なんで特記とかで余計な条件をつけるのか、それはある程度方向性を示してくれたほうが計画しやすいからってだけなんです。条件があればあるほど答えが決まってきてしまいますからね。
そして、それは旧試験のやり方でもあります。

特に空間構成に関しては、たとえフリープランニングであっても採点することは可能です。
むしろフリープランで空間構成の特訓をした方が良いと言えます。

ところで、設計条件(動線に配慮とか連続性とか)は、充たせば充たすほど空間構成の点数があがるように出来ています。
つまり設計条件を守ることが点数になるのではなく、そこそこ充たしてランクⅣだけ気をつければ、あとは点数を稼ぐための道具として使い、うまく使えれば合格に近づけるというわけです。

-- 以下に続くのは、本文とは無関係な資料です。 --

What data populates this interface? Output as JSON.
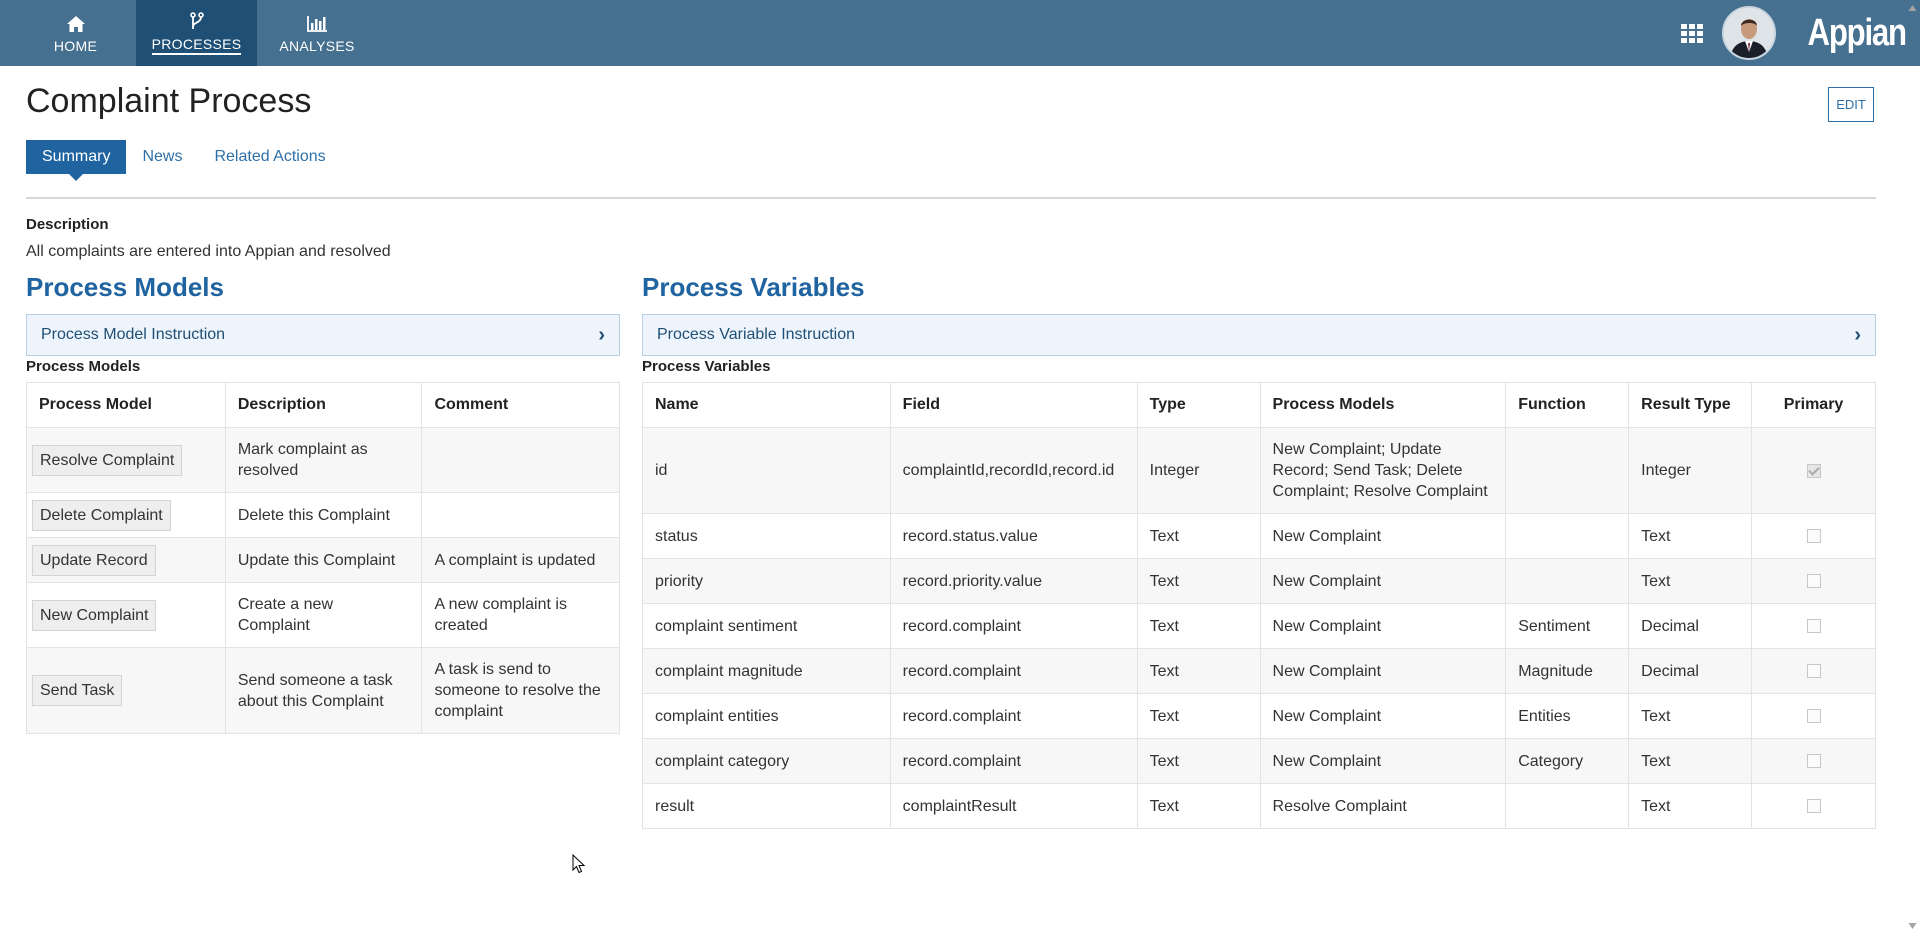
{
  "nav": {
    "home": {
      "label": "HOME",
      "icon": "home-icon"
    },
    "processes": {
      "label": "PROCESSES",
      "icon": "fork-icon"
    },
    "analyses": {
      "label": "ANALYSES",
      "icon": "bar-chart-icon"
    },
    "brand": "Appian"
  },
  "page": {
    "title": "Complaint Process",
    "edit_label": "EDIT",
    "tabs": [
      {
        "label": "Summary",
        "active": true
      },
      {
        "label": "News",
        "active": false
      },
      {
        "label": "Related Actions",
        "active": false
      }
    ],
    "description_label": "Description",
    "description_text": "All complaints are entered into Appian and resolved"
  },
  "process_models": {
    "heading": "Process Models",
    "instruction": "Process Model Instruction",
    "sub_label": "Process Models",
    "columns": [
      "Process Model",
      "Description",
      "Comment"
    ],
    "rows": [
      {
        "name": "Resolve Complaint",
        "description": "Mark complaint as resolved",
        "comment": ""
      },
      {
        "name": "Delete Complaint",
        "description": "Delete this Complaint",
        "comment": ""
      },
      {
        "name": "Update Record",
        "description": "Update this Complaint",
        "comment": "A complaint is updated"
      },
      {
        "name": "New Complaint",
        "description": "Create a new Complaint",
        "comment": "A new complaint is created"
      },
      {
        "name": "Send Task",
        "description": "Send someone a task about this Complaint",
        "comment": "A task is send to someone to resolve the complaint"
      }
    ]
  },
  "process_variables": {
    "heading": "Process Variables",
    "instruction": "Process Variable Instruction",
    "sub_label": "Process Variables",
    "columns": [
      "Name",
      "Field",
      "Type",
      "Process Models",
      "Function",
      "Result Type",
      "Primary"
    ],
    "rows": [
      {
        "name": "id",
        "field": "complaintId,recordId,record.id",
        "type": "Integer",
        "models": "New Complaint; Update Record; Send Task; Delete Complaint; Resolve Complaint",
        "function": "",
        "result_type": "Integer",
        "primary": true
      },
      {
        "name": "status",
        "field": "record.status.value",
        "type": "Text",
        "models": "New Complaint",
        "function": "",
        "result_type": "Text",
        "primary": false
      },
      {
        "name": "priority",
        "field": "record.priority.value",
        "type": "Text",
        "models": "New Complaint",
        "function": "",
        "result_type": "Text",
        "primary": false
      },
      {
        "name": "complaint sentiment",
        "field": "record.complaint",
        "type": "Text",
        "models": "New Complaint",
        "function": "Sentiment",
        "result_type": "Decimal",
        "primary": false
      },
      {
        "name": "complaint magnitude",
        "field": "record.complaint",
        "type": "Text",
        "models": "New Complaint",
        "function": "Magnitude",
        "result_type": "Decimal",
        "primary": false
      },
      {
        "name": "complaint entities",
        "field": "record.complaint",
        "type": "Text",
        "models": "New Complaint",
        "function": "Entities",
        "result_type": "Text",
        "primary": false
      },
      {
        "name": "complaint category",
        "field": "record.complaint",
        "type": "Text",
        "models": "New Complaint",
        "function": "Category",
        "result_type": "Text",
        "primary": false
      },
      {
        "name": "result",
        "field": "complaintResult",
        "type": "Text",
        "models": "Resolve Complaint",
        "function": "",
        "result_type": "Text",
        "primary": false
      }
    ]
  },
  "colors": {
    "topbar": "#46708f",
    "active_nav": "#1f4f74",
    "accent": "#1f64a0"
  }
}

では、設計条件とはどれくらい充たせば良いものなのか。それも書いてあります。

(5)の①から⑥は守るとして、それ以外については、一番下に「その他設計条件を著しく逸脱しているもの」と書かれています。

著しく逸脱してるって相当ですよ。①から⑥をクリアして、それ以外の設計条件はある程度満たしていればランクⅣにはならないと言っているわけです。
もちろんその程度が分かりませんから、できるだけ充たしておきたくはなる、というくらいです。

そして、あとは設計条件を使おうが我が道を行こうが、(1)から(4)の点数が上位40%くらいに入っていれば合格。そういう試験ですよ、と試験元は毎年言い続けているわけです。

この毎年公表されている合格基準には書かれていませんが、制度見直しの際の合格基準には空間構成に足切り点を定めるとあります。

これは(1)の空間構成が、採点の中で最も重要であるということを言っているわけで、まずそこができていなければ合格はありえません。

それが出来た上で、「専門分化している建築設計を調整し、取りまとめていく能力」を確認するから構造・設備とかも勉強してねということなんです。

勉強の優先順位としては、まず空間構成、それから構造・設備、そしてそれらを表現・伝達するために図面や記述となるわけです。